Suppose $u,v$ are both solutions. Then it suffices to show that the function $w = u-v$, being their difference, vanishes everywhere. By subtracting the equations satisfied by $u$ and $v$, we get

$ - w'' + x w = 0 $

with boundary condition $w'(0) = w'(1) = 0$. Multiply your equation by $w$ and integrate, you get

$ 0 = \int_0^1 w(-w'' + xw) \mathrm{d}x = \int_0^1 (w')^2 + xw^2 \mathrm{d}x $

where we integrated by parts and used the boundary condition that $w'(0) = w'(1) = 0$. But as $x\in[0,1]$ and hence the integrand is manifestly non-negative, for the total integral to be 0 it is necessary that

$ (w')^2 + xw^2 = 0 \implies (w')^2 = w^2 = 0 \implies w \equiv 0 $

Existence can be obtained as an application of the variation principle.

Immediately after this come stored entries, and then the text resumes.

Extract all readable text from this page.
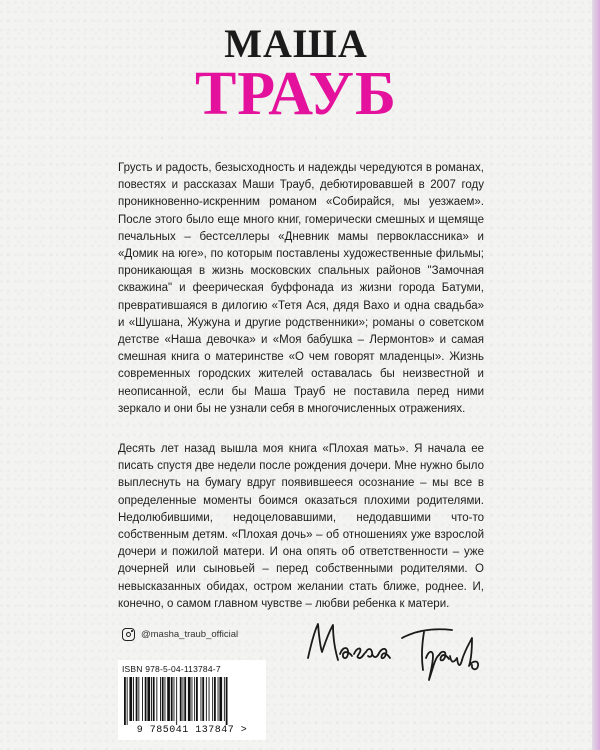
МАША
ТРАУБ

Грусть и радость, безысходность и надежды чередуются в романах, повестях и рассказах Маши Трауб, дебютировавшей в 2007 году проникновенно-искренним романом «Собирайся, мы уезжаем». После этого было еще много книг, гомерически смешных и щемяще печальных – бестселлеры «Дневник мамы первоклассника» и «Домик на юге», по которым поставлены художественные фильмы; проникающая в жизнь московских спальных районов "Замочная скважина" и феерическая буффонада из жизни города Батуми, превратившаяся в дилогию «Тетя Ася, дядя Вахо и одна свадьба» и «Шушана, Жужуна и другие родственники»; романы о советском детстве «Наша девочка» и «Моя бабушка – Лермонтов» и самая смешная книга о материнстве «О чем говорят младенцы». Жизнь современных городских жителей оставалась бы неизвестной и неописанной, если бы Маша Трауб не поставила перед ними зеркало и они бы не узнали себя в многочисленных отражениях.

Десять лет назад вышла моя книга «Плохая мать». Я начала ее писать спустя две недели после рождения дочери. Мне нужно было выплеснуть на бумагу вдруг появившееся осознание – мы все в определенные моменты боимся оказаться плохими родителями. Недолюбившими, недоцеловавшими, недодавшими что-то собственным детям. «Плохая дочь» – об отношениях уже взрослой дочери и пожилой матери. И она опять об ответственности – уже дочерней или сыновьей – перед собственными родителями. О невысказанных обидах, остром желании стать ближе, роднее. И, конечно, о самом главном чувстве – любви ребенка к матери.

@masha_traub_official
ISBN 978-5-04-113784-7
9 785041 137847 >
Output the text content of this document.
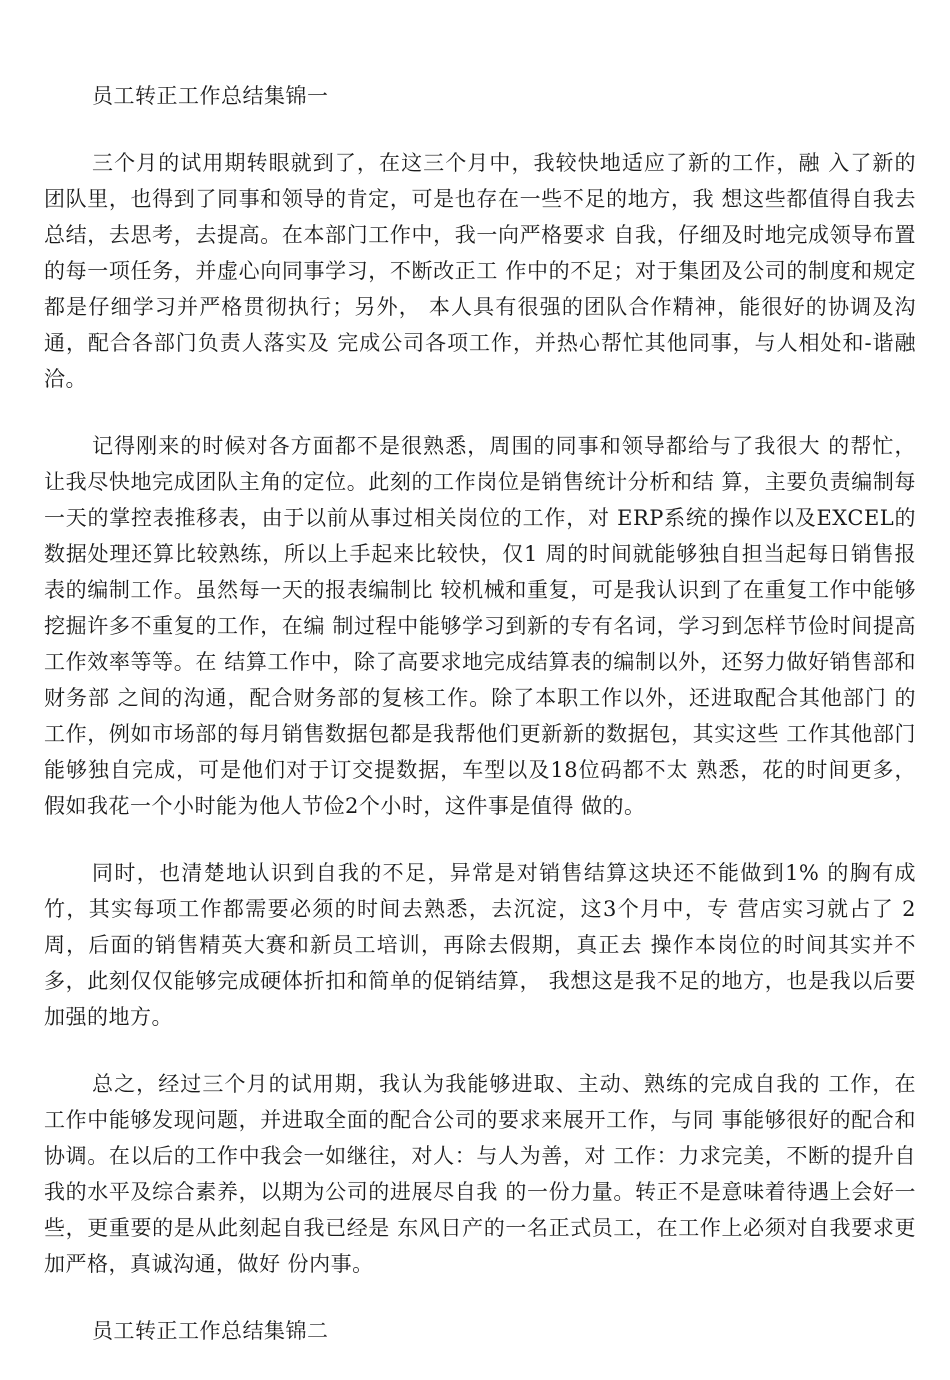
员工转正工作总结集锦一

三个月的试用期转眼就到了，在这三个月中，我较快地适应了新的工作，融 入了新的团队里，也得到了同事和领导的肯定，可是也存在一些不足的地方，我 想这些都值得自我去总结，去思考，去提高。在本部门工作中，我一向严格要求 自我，仔细及时地完成领导布置的每一项任务，并虚心向同事学习，不断改正工 作中的不足；对于集团及公司的制度和规定都是仔细学习并严格贯彻执行；另外， 本人具有很强的团队合作精神，能很好的协调及沟通，配合各部门负责人落实及 完成公司各项工作，并热心帮忙其他同事，与人相处和-谐融洽。

记得刚来的时候对各方面都不是很熟悉，周围的同事和领导都给与了我很大 的帮忙，让我尽快地完成团队主角的定位。此刻的工作岗位是销售统计分析和结 算，主要负责编制每一天的掌控表推移表，由于以前从事过相关岗位的工作，对 ERP系统的操作以及EXCEL的数据处理还算比较熟练，所以上手起来比较快，仅1 周的时间就能够独自担当起每日销售报表的编制工作。虽然每一天的报表编制比 较机械和重复，可是我认识到了在重复工作中能够挖掘许多不重复的工作，在编 制过程中能够学习到新的专有名词，学习到怎样节俭时间提高工作效率等等。在 结算工作中，除了高要求地完成结算表的编制以外，还努力做好销售部和财务部 之间的沟通，配合财务部的复核工作。除了本职工作以外，还进取配合其他部门 的工作，例如市场部的每月销售数据包都是我帮他们更新新的数据包，其实这些 工作其他部门能够独自完成，可是他们对于订交提数据，车型以及18位码都不太 熟悉，花的时间更多，假如我花一个小时能为他人节俭2个小时，这件事是值得 做的。

同时，也清楚地认识到自我的不足，异常是对销售结算这块还不能做到1% 的胸有成竹，其实每项工作都需要必须的时间去熟悉，去沉淀，这3个月中，专 营店实习就占了 2周，后面的销售精英大赛和新员工培训，再除去假期，真正去 操作本岗位的时间其实并不多，此刻仅仅能够完成硬体折扣和简单的促销结算， 我想这是我不足的地方，也是我以后要加强的地方。

总之，经过三个月的试用期，我认为我能够进取、主动、熟练的完成自我的 工作，在工作中能够发现问题，并进取全面的配合公司的要求来展开工作，与同 事能够很好的配合和协调。在以后的工作中我会一如继往，对人：与人为善，对 工作：力求完美，不断的提升自我的水平及综合素养，以期为公司的进展尽自我 的一份力量。转正不是意味着待遇上会好一些，更重要的是从此刻起自我已经是 东风日产的一名正式员工，在工作上必须对自我要求更加严格，真诚沟通，做好 份内事。

员工转正工作总结集锦二
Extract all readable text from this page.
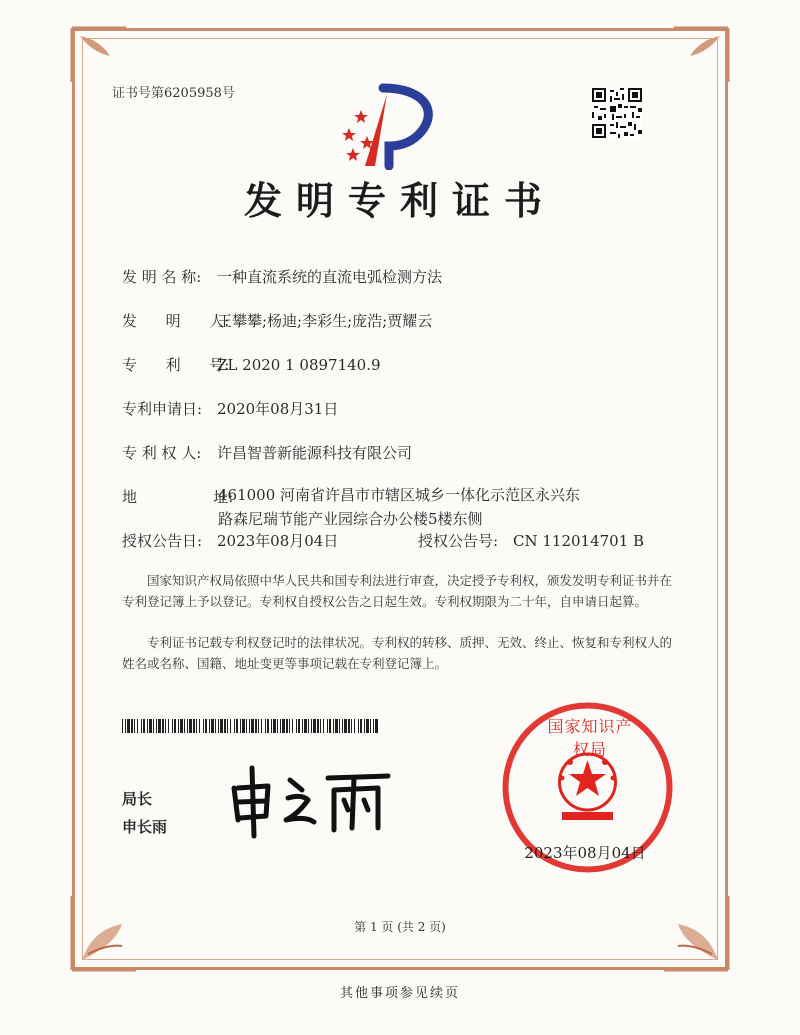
证书号第6205958号
发明专利证书
发 明 名 称: 一种直流系统的直流电弧检测方法
发      明      人:王攀攀;杨迪;李彩生;庞浩;贾耀云
专      利      号:ZL 2020 1 0897140.9
专利申请日: 2020年08月31日
专 利 权 人: 许昌智普新能源科技有限公司
地                址:
461000 河南省许昌市市辖区城乡一体化示范区永兴东
路森尼瑞节能产业园综合办公楼5楼东侧
授权公告日: 2023年08月04日	授权公告号: CN 112014701 B
国家知识产权局依照中华人民共和国专利法进行审查，决定授予专利权，颁发发明专利证书并在专利登记簿上予以登记。专利权自授权公告之日起生效。专利权期限为二十年，自申请日起算。
专利证书记载专利权登记时的法律状况。专利权的转移、质押、无效、终止、恢复和专利权人的姓名或名称、国籍、地址变更等事项记载在专利登记簿上。
局长
申长雨
国家知识产权局
2023年08月04日
第 1 页 (共 2 页)
其他事项参见续页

One can consult Gelfand and Fomin, Calculus of Variations for an exposition. The usual way would be to consider the Hilbert space $H$ of functions as the completion in the $H^1$ norm (both $u$ and $u'$ measured in $L^2$) of $C^1$ functions with vanishing derivatives at the boundary. One first show that on $H$ the functional $\int_0^1 (u')^2 + x u^2 - 2fu \mathrm{d}x$ is bounded from below, further more any local minimum must have bounded $H^1$ norm. This implies that we can find a bounded minimising sequence, which necessarily has a weakly converging subsequence which also converges strongly in $L^2$. With the observation that if $u_n \rightharpoonup u$ then $\|u\| \leq \liminf \|u_n\|$ with equality only when $u_n\to u$, we see that the fact that the sequence is minimising implies that $u_n \to u$ strongly. Hence we have an $H^1$ weak solution. Using the Sobolev embedding theorems, we have that $H^1[0,1]\hookrightarrow C^0[0,1]$ and hence the solution must be continuous. Using the equation this implies the solution must be $C^2$.